For what purpose do you use local LLMs?

Posted by mrscript_lt@reddit | LocalLLaMA | View on Reddit | 21 comments

A lot of discussions which model is the best, but I keep asking myself, why would average person need expensive setup to run LLM locally when you can get ChatGPT 3.5 for free and 4 for 20usd/month?

My story: For day to day questions I use ChatGPT 4. It seems impracticall running LLM constantly or spinning it off when I need some answer quickly.

I come to local LLM word, because I have specific use-case, I need to generate lots of descriptions from my database to be published on web. In this case, its seems cheaper to run locally than to pay for ChatGPT API. But my use case is complex one and I'm still at the begining of my journey. Likely I will need fine tuning, RAG etc.

What are purposes you use local LLMs and why ChatGPT is not an option?

[-]

Tiny_Cockerel@reddit

Censorship. So-called alignment. Refusals.

"As a large language model created by OpenAI..." "It's important to note..."

When I put bread in my toaster, it toasts bread. It doesn't argue with me about the ethics of toast making. It simply does the job required of it.

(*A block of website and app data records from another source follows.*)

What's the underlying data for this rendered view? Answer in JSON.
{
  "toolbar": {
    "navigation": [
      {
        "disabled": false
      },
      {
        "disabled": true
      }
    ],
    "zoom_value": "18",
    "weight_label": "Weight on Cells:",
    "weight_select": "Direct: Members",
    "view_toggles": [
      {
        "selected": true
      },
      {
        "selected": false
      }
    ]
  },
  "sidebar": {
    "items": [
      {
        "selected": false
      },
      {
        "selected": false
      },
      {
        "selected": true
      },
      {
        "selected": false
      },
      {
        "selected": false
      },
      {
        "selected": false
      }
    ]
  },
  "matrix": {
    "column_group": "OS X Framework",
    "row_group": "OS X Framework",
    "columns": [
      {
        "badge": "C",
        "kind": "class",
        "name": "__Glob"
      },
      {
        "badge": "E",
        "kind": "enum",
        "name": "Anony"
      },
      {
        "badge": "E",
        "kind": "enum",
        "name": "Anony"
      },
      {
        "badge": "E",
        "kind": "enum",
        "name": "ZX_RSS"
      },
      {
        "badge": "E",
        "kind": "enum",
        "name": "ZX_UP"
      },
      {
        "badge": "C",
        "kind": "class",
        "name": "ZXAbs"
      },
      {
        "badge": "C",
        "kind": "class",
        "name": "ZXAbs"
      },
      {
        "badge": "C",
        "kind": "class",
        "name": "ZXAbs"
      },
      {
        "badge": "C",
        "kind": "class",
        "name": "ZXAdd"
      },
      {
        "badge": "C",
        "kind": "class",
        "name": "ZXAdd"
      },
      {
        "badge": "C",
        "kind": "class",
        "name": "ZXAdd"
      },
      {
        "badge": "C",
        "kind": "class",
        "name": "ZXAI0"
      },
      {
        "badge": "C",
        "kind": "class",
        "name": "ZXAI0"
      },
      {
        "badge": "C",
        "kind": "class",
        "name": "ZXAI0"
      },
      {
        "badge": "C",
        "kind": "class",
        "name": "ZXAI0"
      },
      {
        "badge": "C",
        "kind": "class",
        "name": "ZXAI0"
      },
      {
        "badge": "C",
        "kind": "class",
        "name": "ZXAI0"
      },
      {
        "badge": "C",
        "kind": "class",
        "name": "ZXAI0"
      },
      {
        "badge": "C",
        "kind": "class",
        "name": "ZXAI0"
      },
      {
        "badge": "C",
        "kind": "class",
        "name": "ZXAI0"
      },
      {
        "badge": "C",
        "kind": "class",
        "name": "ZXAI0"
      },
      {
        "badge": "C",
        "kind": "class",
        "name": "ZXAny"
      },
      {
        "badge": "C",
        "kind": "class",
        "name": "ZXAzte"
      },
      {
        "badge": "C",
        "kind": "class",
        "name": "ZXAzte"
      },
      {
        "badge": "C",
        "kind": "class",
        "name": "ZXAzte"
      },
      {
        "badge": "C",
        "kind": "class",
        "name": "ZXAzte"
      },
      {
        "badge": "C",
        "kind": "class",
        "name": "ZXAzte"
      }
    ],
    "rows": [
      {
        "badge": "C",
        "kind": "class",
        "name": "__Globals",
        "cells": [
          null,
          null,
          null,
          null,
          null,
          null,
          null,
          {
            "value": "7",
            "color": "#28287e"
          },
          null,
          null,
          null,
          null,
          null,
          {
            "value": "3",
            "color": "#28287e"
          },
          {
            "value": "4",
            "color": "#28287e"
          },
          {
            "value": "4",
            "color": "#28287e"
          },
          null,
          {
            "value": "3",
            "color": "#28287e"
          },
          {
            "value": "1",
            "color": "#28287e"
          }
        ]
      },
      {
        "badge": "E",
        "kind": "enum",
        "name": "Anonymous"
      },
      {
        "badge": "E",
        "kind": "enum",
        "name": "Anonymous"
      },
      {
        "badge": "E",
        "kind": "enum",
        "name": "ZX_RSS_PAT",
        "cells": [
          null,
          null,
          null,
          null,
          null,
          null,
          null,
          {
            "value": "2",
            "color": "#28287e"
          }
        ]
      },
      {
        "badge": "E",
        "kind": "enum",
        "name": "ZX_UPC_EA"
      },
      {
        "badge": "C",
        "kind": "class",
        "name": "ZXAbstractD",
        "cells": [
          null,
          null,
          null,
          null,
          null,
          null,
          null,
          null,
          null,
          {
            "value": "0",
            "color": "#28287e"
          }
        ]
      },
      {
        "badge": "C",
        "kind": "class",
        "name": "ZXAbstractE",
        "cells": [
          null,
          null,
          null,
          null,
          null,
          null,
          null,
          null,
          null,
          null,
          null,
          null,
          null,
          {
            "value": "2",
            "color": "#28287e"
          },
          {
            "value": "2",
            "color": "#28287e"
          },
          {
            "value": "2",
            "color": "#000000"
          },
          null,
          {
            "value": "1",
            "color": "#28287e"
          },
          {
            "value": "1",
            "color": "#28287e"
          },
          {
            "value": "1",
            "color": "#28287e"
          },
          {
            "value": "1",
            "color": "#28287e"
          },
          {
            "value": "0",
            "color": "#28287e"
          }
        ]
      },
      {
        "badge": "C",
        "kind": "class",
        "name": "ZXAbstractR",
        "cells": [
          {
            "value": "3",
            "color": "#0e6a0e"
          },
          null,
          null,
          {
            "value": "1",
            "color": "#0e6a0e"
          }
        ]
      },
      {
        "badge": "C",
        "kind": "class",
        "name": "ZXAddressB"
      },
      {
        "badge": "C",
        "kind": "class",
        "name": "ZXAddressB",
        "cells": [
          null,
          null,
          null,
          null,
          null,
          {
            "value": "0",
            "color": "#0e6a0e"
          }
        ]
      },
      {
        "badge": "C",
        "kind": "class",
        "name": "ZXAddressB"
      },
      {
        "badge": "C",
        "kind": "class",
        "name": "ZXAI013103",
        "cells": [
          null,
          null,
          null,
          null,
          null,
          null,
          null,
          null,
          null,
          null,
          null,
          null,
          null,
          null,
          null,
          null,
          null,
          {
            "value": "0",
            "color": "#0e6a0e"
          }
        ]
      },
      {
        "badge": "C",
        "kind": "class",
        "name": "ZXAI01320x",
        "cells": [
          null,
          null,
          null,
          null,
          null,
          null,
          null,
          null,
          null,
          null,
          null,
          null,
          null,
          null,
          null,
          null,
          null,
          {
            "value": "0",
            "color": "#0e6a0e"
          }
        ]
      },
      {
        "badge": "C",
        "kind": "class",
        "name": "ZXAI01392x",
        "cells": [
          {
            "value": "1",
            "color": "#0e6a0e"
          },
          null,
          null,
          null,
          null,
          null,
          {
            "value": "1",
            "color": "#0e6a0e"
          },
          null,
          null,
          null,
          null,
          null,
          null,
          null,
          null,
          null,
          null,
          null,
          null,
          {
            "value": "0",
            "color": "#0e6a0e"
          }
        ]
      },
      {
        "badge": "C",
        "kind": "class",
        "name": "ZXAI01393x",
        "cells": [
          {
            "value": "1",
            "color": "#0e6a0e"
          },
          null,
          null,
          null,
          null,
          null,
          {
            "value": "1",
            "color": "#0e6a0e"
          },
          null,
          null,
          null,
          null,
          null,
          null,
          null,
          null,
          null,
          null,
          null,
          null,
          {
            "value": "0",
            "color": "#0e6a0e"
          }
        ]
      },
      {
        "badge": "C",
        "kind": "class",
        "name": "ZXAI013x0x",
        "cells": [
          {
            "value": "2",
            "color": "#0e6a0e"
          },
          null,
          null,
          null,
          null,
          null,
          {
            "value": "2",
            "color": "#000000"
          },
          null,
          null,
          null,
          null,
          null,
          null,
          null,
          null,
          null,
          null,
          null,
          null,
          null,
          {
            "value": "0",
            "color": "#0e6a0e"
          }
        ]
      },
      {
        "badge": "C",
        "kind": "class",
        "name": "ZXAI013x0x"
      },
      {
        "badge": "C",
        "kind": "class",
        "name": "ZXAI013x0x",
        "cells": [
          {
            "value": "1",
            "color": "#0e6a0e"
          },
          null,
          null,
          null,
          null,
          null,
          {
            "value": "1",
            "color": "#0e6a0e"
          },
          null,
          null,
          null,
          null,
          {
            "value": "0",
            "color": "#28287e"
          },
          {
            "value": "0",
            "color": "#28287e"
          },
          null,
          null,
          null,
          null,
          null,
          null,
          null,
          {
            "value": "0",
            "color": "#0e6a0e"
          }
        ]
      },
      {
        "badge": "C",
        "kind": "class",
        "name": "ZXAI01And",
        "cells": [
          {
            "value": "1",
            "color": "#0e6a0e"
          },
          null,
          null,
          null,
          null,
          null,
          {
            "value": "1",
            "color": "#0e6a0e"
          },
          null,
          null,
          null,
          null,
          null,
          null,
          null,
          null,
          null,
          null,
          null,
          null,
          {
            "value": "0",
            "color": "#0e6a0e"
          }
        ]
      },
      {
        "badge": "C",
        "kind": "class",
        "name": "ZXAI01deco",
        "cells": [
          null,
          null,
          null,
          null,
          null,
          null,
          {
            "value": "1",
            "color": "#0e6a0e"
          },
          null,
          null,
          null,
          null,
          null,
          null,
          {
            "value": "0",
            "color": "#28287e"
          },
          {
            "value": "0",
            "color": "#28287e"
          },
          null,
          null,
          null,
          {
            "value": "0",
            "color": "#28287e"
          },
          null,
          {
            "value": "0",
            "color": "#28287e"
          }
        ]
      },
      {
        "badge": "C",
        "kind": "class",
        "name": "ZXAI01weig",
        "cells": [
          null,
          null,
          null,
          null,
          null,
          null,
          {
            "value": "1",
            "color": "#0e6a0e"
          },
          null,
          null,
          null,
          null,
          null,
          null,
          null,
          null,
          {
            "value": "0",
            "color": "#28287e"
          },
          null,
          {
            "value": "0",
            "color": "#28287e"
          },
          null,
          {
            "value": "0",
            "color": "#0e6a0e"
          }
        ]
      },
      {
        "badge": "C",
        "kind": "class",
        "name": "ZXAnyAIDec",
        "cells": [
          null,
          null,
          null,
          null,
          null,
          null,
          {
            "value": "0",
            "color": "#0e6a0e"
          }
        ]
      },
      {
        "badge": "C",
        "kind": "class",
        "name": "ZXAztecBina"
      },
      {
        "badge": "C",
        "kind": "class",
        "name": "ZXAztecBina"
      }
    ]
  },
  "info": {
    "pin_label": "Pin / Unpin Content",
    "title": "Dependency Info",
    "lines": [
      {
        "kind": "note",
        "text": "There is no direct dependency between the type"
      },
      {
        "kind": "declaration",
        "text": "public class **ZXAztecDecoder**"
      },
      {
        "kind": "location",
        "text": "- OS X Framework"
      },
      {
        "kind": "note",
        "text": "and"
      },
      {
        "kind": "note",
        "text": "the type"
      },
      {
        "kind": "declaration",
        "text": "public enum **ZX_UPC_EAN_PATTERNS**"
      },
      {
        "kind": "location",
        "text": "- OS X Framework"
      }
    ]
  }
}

I expect the same from any product I use.

[-]

kvothe_10@reddit

Well, I'd hope that if a crazy, well funded biologist asks an advanced model how to create the next COVID, it would say 'No'.

Your toaster doesn't have advanced reasoning skills and access to the entire knowledge of the internet.

[-]

limeypepino@reddit

Well shit, if an LLM isn't gonna help me build this meth lab then what am I even doing here?

[-]

Early_Pie5524@reddit

I would add that if I put a banana in my toaster, or a porkchop, it will not argue either.

[-]

skyatura@reddit

Not related to the topic, but, putting a banana on the toaster actually works or you just mentioned for the sake of the example?

Please, I need to know before I try it at home.

[-]

Zerohero2112@reddit

Well said, I love you Tiny_Cock

[-]

MeMyself_And_Whateva@reddit

To gamble. Can they be used for gambling? Absolutely.

With some success. Enough success that I am just waiting for even more powerful LLMs.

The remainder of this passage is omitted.